Everyone agrees that content entrepreneur is a more apt term for what successful creators do.
Even though 40 to 45% of creators’ time is spent on content creation, a lot of distribution, marketing, sales and promotion, business administration and operations goes on in the background.
From launch it takes about five months to earn the first dollar, per The Tilt’s research, and about 12-18 months before revenue exceeds expenses in some way.
Clouse shares some advice for budding content entrepreneurs.
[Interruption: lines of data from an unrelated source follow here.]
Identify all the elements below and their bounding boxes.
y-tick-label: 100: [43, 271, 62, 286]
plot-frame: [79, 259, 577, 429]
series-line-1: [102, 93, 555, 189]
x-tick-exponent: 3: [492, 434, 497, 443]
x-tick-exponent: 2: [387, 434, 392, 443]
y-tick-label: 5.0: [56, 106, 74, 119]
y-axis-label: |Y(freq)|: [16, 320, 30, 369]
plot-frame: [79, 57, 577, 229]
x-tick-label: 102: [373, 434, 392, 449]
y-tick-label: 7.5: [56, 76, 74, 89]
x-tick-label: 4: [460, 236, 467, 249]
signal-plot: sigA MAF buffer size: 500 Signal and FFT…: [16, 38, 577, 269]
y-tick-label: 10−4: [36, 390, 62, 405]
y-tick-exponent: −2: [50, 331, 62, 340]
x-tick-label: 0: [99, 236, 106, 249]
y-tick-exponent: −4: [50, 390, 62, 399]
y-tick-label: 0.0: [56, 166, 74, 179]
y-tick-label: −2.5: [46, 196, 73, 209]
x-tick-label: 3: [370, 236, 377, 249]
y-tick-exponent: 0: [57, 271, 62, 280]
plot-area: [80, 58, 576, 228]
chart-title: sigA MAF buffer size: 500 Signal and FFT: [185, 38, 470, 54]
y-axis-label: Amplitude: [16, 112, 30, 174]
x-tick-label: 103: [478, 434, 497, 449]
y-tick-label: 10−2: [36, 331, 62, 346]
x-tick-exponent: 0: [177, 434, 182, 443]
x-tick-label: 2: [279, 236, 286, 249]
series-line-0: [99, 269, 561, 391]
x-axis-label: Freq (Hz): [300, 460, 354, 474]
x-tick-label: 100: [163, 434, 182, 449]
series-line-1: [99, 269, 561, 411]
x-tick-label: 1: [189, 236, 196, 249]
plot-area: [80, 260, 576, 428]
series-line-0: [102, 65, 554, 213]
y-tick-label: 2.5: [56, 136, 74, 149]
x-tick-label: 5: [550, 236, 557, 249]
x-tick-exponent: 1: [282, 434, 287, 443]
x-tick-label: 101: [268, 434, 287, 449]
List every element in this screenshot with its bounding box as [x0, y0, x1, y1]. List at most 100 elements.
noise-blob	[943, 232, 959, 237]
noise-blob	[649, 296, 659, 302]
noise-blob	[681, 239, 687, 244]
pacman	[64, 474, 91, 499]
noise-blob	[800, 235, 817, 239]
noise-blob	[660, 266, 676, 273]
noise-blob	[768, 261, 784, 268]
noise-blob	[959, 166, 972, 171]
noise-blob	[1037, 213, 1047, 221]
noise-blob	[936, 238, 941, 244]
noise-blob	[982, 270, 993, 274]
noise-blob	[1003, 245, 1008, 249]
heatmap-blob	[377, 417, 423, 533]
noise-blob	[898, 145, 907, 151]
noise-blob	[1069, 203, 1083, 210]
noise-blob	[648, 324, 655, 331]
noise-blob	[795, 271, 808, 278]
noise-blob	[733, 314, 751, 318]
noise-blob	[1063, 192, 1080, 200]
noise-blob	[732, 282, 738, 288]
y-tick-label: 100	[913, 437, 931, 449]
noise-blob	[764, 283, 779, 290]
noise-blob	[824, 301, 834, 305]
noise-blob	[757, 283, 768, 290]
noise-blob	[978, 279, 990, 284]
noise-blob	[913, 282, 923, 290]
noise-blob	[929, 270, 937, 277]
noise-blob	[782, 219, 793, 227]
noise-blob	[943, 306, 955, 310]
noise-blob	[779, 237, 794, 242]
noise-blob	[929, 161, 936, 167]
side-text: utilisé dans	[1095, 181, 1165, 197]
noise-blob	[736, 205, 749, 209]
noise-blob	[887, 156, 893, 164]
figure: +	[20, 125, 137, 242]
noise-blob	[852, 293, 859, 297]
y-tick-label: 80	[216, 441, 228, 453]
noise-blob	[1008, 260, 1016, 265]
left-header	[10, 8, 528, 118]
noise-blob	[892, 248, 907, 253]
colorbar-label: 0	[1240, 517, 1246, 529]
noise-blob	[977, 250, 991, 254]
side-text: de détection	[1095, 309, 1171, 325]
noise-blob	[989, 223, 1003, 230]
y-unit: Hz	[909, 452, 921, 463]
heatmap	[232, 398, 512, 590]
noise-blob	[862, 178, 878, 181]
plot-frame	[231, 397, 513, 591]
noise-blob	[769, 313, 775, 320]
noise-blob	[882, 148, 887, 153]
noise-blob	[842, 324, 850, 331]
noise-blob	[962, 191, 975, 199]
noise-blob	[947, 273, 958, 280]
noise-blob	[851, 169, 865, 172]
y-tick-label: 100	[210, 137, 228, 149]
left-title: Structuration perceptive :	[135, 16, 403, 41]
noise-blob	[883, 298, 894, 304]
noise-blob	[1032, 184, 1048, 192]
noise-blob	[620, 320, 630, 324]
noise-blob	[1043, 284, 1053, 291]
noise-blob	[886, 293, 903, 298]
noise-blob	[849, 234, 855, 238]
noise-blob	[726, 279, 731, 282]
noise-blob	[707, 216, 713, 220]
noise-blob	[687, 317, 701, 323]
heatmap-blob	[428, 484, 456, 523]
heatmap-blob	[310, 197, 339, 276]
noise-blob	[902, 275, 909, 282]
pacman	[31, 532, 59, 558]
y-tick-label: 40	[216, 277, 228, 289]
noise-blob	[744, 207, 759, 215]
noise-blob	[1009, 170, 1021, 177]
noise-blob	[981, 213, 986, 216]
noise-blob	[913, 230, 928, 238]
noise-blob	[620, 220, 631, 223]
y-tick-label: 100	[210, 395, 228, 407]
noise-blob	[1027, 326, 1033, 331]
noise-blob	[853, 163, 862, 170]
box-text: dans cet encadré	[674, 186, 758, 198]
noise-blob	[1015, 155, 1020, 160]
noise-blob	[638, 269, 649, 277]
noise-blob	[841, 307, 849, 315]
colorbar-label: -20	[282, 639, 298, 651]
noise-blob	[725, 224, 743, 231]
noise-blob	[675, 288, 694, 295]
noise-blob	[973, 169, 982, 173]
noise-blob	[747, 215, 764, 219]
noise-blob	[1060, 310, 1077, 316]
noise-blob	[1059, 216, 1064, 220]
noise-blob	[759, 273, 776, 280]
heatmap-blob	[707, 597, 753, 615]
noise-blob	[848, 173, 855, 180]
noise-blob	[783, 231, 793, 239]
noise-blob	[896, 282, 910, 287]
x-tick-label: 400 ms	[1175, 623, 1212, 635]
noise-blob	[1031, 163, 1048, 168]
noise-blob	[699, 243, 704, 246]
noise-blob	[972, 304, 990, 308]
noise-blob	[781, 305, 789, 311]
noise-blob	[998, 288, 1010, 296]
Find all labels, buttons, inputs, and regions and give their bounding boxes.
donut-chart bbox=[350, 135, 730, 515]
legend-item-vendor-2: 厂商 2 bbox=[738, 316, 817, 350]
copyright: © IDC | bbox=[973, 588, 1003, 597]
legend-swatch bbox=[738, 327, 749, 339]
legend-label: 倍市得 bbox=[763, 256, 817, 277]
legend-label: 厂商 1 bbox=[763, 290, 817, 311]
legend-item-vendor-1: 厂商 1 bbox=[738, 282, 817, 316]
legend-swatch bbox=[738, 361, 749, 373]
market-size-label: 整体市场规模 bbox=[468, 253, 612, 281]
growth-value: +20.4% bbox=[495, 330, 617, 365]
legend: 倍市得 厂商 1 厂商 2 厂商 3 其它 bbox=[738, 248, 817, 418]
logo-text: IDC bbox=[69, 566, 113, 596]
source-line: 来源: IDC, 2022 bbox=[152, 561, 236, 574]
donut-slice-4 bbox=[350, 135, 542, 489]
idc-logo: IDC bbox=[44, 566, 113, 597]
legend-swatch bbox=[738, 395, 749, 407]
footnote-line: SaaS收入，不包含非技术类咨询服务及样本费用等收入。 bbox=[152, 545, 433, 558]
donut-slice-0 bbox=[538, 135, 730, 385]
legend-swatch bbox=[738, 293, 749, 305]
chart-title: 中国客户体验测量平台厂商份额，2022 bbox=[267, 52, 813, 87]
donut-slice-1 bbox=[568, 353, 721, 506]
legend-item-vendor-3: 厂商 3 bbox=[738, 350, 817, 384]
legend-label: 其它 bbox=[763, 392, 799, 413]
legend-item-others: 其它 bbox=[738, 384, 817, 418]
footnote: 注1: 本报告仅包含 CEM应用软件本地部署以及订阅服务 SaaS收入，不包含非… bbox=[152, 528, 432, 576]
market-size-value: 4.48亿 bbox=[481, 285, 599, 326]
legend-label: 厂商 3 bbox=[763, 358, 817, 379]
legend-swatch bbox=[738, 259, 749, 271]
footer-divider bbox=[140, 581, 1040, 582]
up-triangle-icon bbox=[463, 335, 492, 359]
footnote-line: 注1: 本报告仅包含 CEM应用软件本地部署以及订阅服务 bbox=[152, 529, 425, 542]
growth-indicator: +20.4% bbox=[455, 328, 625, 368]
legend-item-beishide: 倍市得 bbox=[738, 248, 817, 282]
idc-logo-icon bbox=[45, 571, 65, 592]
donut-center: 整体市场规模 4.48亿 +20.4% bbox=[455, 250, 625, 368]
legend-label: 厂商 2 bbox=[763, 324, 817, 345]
One of them is that successful content creation does not necessarily involve the amount you publish — provided that what you publish is consistent.
“If you set a schedule you want to follow through on that because when you follow through, that’s consistent with the promise that you’re making. You want to consistently be delivering a good experience,” he says.
“If you are publishing too frequently to create a consistently good experience, then that’s a negative overall. We’re living in a noisier and noisier world… you have to earn the right to keep people’s attention.
“But when you have people’s attention, it’s more important that you honor it and value it and give them a good experience than it is to show up every single day.”
Clouse advocates focusing energies on one or two platforms at the beginning of your creator career and to resist the pressure to be across more.
The Tilt confirms this, finding that leading content entrepreneurs focus on being amazing at one core place that they call home, before diversifying.
Email, though, is recommended as one means of contacting followers — not least because it is a constant when other platforms are at risk of change or extinction
“I would have email as part of my strategy because to me, email is like this valuable asset that really de-risked your business across third-party discovery platforms, changing their rules or getting bought by a billionaire and going to zero,” Clouse says. “I would I would build an email list and I would focus on one discovery platform or one discovery style.”
Clouse himself has grown his business sufficiently to be able to employ other people to take on specialist jobs, such as video editing. However, this operations side of the business remains hugely important for his overall business growth.
“I have a basically full time video editor and a research assistant part time, mostly on the YouTube side,” he says. “I have two contract thumbnail designers have a contract audio engineer, and I outsource accounting, outsource any legal work that I have.”